The House is a Difficult Text

A Coffin of Clouds


Hadara Bar-Nadav
Hadara Bar-Nadav is an NEA fellow and author of several award-winning collections of poetry, among them The New Nudity, Lullaby (with Exit Sign), The Frame Called Ruin, and others. In addition, she is co-author of the best-selling textbook Writing Poems, 8th ed. Individual poems appear in the Kenyon Review, Ploughshares, American Poetry Review, The Believer, The New Republic, Academy of American Poets, and elsewhere. She is a Professor of English and teaches in the MFA program at the University of Missouri-Kansas City.

Hadara Bar-Nadav
Two Poems

The House Is a Difficult Text

—for Jenny Clyde

Line breaks

trace the windows.

Blankness follows.  

            More moments  
            of blank.

Show them

what burned:

every thing.

The house, her red hair,  
the roots.

This is the difficult

next—

who fell asleep

on the flower-printed couch,

whose cigarette wore

a bright coral ring?

Her lips, her slow 
               breath, her dream.

Newspapers mounded 
around her,

a paper maze  
three-feet high,

and her body  
           at the hot center,                                                                                                                                                                                             
            her body as kindling, 
           tinderboxed.

She died inside 
a dying house 

returning itself  
to dust. 

The difficult part 
is two deaths:

a palpable

emptiness,

a field.

A Coffin of Clouds

The dead make a kite 
the size of god— 

           omni-present, 
           omni-eyed. 

Four kinds of god: feather, 
blanket, cotton, sheet.  

The clouds offer 
their sums, their minuses. 

Our vast wreckage— 

            ghost opal,  
            blighted egg, 

            a blood sea.  

Entire eyefulls  
of endings. 

Weren’t we at last 
provisional,  

             delusional, more hull  
             than whole.  

My lack of compass,  
composure. 

I throw out  
a shallow noun, 

             anemic invectives. 

Fuck you, sky, 
you liar, 


where a god has gone 
to die. 

Figment, idea,  
nothing here— 

           the great blankery  
           of us 

           torched by the sun’s fire.

_____________________________________________

Questions for the author:



What are 2 - 3 books (regardless of genre) that you've read over the last year or less that really blew your hair back?  

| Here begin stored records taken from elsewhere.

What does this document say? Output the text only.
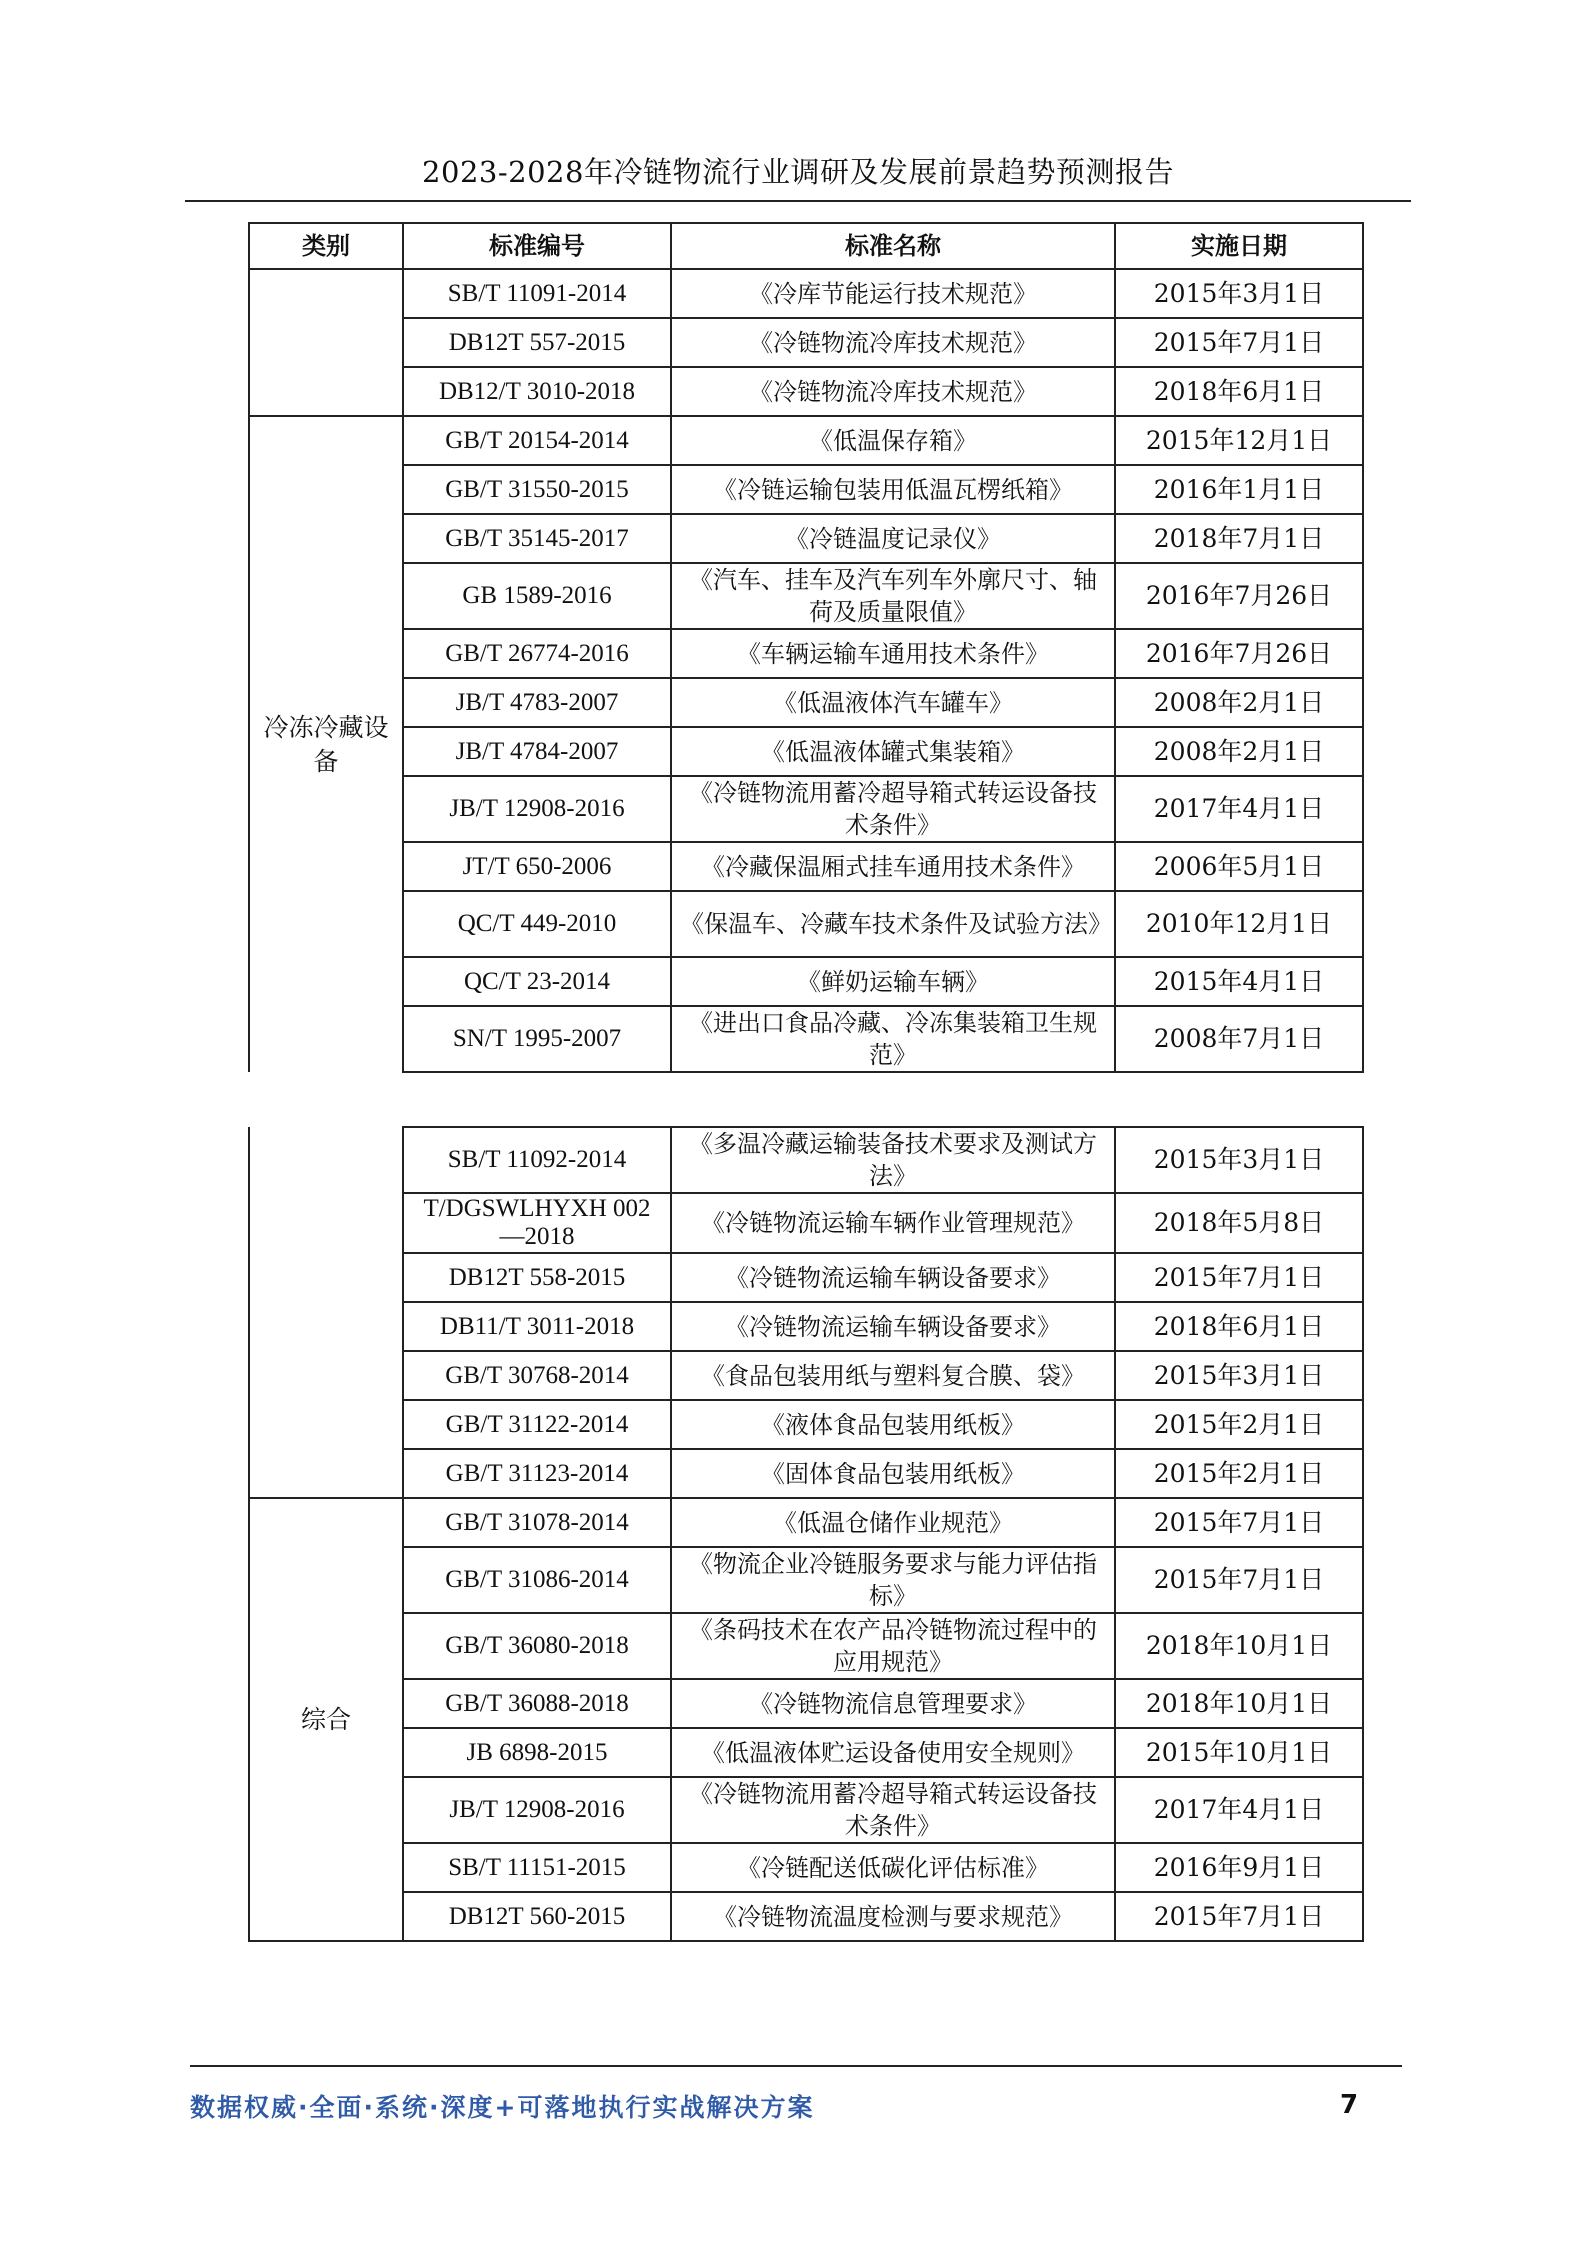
2023-2028年冷链物流行业调研及发展前景趋势预测报告
类别	标准编号	标准名称	实施日期
	SB/T 11091-2014	《冷库节能运行技术规范》	2015年3月1日
	DB12T 557-2015	《冷链物流冷库技术规范》	2015年7月1日
	DB12/T 3010-2018	《冷链物流冷库技术规范》	2018年6月1日
冷冻冷藏设备	GB/T 20154-2014	《低温保存箱》	2015年12月1日
	GB/T 31550-2015	《冷链运输包装用低温瓦楞纸箱》	2016年1月1日
	GB/T 35145-2017	《冷链温度记录仪》	2018年7月1日
	GB 1589-2016	《汽车、挂车及汽车列车外廓尺寸、轴荷及质量限值》	2016年7月26日
	GB/T 26774-2016	《车辆运输车通用技术条件》	2016年7月26日
	JB/T 4783-2007	《低温液体汽车罐车》	2008年2月1日
	JB/T 4784-2007	《低温液体罐式集装箱》	2008年2月1日
	JB/T 12908-2016	《冷链物流用蓄冷超导箱式转运设备技术条件》	2017年4月1日
	JT/T 650-2006	《冷藏保温厢式挂车通用技术条件》	2006年5月1日
	QC/T 449-2010	《保温车、冷藏车技术条件及试验方法》	2010年12月1日
	QC/T 23-2014	《鲜奶运输车辆》	2015年4月1日
	SN/T 1995-2007	《进出口食品冷藏、冷冻集装箱卫生规范》	2008年7月1日
	SB/T 11092-2014	《多温冷藏运输装备技术要求及测试方法》	2015年3月1日
	T/DGSWLHYXH 002—2018	《冷链物流运输车辆作业管理规范》	2018年5月8日
	DB12T 558-2015	《冷链物流运输车辆设备要求》	2015年7月1日
	DB11/T 3011-2018	《冷链物流运输车辆设备要求》	2018年6月1日
	GB/T 30768-2014	《食品包装用纸与塑料复合膜、袋》	2015年3月1日
	GB/T 31122-2014	《液体食品包装用纸板》	2015年2月1日
	GB/T 31123-2014	《固体食品包装用纸板》	2015年2月1日
综合	GB/T 31078-2014	《低温仓储作业规范》	2015年7月1日
	GB/T 31086-2014	《物流企业冷链服务要求与能力评估指标》	2015年7月1日
	GB/T 36080-2018	《条码技术在农产品冷链物流过程中的应用规范》	2018年10月1日
	GB/T 36088-2018	《冷链物流信息管理要求》	2018年10月1日
	JB 6898-2015	《低温液体贮运设备使用安全规则》	2015年10月1日
	JB/T 12908-2016	《冷链物流用蓄冷超导箱式转运设备技术条件》	2017年4月1日
	SB/T 11151-2015	《冷链配送低碳化评估标准》	2016年9月1日
	DB12T 560-2015	《冷链物流温度检测与要求规范》	2015年7月1日
数据权威·全面·系统·深度+可落地执行实战解决方案	7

As for books, Belcourt's book totally blew me away: Belcourt, Billy-Ray.  This Wound Is a World.  Calgary, Canada.  Frontenac House, 2017.  

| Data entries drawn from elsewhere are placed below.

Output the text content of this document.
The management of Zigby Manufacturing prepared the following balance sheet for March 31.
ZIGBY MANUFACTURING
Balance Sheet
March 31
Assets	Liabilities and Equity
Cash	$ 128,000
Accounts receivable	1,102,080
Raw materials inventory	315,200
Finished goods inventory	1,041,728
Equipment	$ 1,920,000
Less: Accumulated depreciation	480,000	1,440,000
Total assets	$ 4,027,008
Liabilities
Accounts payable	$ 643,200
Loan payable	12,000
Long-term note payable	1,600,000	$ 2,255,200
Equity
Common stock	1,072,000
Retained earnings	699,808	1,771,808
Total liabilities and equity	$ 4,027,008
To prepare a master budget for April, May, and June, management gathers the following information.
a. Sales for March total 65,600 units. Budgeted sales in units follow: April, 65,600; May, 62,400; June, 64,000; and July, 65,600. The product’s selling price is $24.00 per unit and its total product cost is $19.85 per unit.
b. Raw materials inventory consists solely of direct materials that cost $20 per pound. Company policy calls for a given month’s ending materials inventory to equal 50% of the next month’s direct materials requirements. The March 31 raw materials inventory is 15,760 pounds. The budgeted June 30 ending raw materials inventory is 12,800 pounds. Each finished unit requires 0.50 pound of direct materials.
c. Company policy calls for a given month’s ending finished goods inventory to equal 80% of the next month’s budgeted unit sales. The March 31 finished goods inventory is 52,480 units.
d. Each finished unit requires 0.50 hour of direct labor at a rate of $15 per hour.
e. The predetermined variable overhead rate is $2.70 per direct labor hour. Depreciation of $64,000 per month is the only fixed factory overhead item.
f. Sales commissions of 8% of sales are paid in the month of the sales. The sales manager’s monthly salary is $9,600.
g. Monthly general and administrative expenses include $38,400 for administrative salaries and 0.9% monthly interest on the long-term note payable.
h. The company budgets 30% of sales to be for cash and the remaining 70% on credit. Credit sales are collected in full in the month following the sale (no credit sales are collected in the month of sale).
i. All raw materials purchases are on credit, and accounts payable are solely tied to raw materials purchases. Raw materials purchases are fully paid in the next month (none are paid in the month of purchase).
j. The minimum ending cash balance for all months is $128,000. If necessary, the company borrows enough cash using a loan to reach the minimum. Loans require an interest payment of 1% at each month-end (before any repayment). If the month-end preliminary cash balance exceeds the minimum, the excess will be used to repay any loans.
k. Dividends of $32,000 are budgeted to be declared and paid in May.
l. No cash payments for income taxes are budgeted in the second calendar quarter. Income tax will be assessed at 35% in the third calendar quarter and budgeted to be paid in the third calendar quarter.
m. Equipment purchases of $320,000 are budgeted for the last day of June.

Also, new books by danez smith's  Don’t Call Us Dead  and Franny Choi's Soft Science were also exciting, pushing poetry and language forward.  

 

Who is someone you admire who does work that you feel really benefits your “local” community, and what kind of work is it that they do?

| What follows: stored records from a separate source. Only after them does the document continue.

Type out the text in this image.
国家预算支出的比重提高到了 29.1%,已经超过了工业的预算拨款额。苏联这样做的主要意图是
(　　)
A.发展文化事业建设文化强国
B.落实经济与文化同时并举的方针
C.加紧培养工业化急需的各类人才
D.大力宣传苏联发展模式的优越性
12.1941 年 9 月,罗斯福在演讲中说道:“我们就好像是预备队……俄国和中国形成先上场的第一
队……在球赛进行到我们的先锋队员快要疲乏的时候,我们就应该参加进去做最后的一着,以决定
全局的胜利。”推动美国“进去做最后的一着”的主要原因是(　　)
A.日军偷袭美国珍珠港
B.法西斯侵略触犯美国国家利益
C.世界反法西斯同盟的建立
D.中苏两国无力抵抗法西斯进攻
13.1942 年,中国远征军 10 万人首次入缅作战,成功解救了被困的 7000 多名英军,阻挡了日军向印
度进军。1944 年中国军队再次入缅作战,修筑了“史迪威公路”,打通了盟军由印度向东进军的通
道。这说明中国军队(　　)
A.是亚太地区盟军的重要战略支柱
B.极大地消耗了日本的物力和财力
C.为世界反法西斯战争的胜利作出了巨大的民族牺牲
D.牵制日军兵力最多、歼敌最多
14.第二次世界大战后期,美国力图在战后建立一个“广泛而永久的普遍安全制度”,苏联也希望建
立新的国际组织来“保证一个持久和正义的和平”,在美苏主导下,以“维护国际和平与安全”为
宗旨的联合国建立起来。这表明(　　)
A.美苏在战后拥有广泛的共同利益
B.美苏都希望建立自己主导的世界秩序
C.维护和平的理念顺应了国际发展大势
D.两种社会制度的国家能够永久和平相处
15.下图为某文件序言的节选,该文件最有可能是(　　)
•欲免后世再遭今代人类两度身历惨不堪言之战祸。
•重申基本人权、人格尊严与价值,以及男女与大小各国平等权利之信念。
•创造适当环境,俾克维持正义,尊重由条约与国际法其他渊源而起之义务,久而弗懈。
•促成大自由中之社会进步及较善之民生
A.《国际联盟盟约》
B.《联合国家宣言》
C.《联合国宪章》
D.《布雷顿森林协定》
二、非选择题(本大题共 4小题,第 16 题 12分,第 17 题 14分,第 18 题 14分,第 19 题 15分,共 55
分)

As for people in the local community, I'd say every teacher I know inspires me.  My colleagues work with thousands of students each year, reflecting on poetry and language in general, examining it, reinventing it, discovering and problematizing its many layers and nuances. We need to think and carefully consider how we use language and how others use language.   This is where miracles are happening, even small ones.



What is the single geekiest/nerdiest thing about you that doesn’t involve literature?

And finally, the nerdiest thing about me: I'm obsessed with standard poodles.  I grew up with 2 to 3 standards at a time in my house at all times.  I now have a beautiful white crazy dancing poodle named Disco.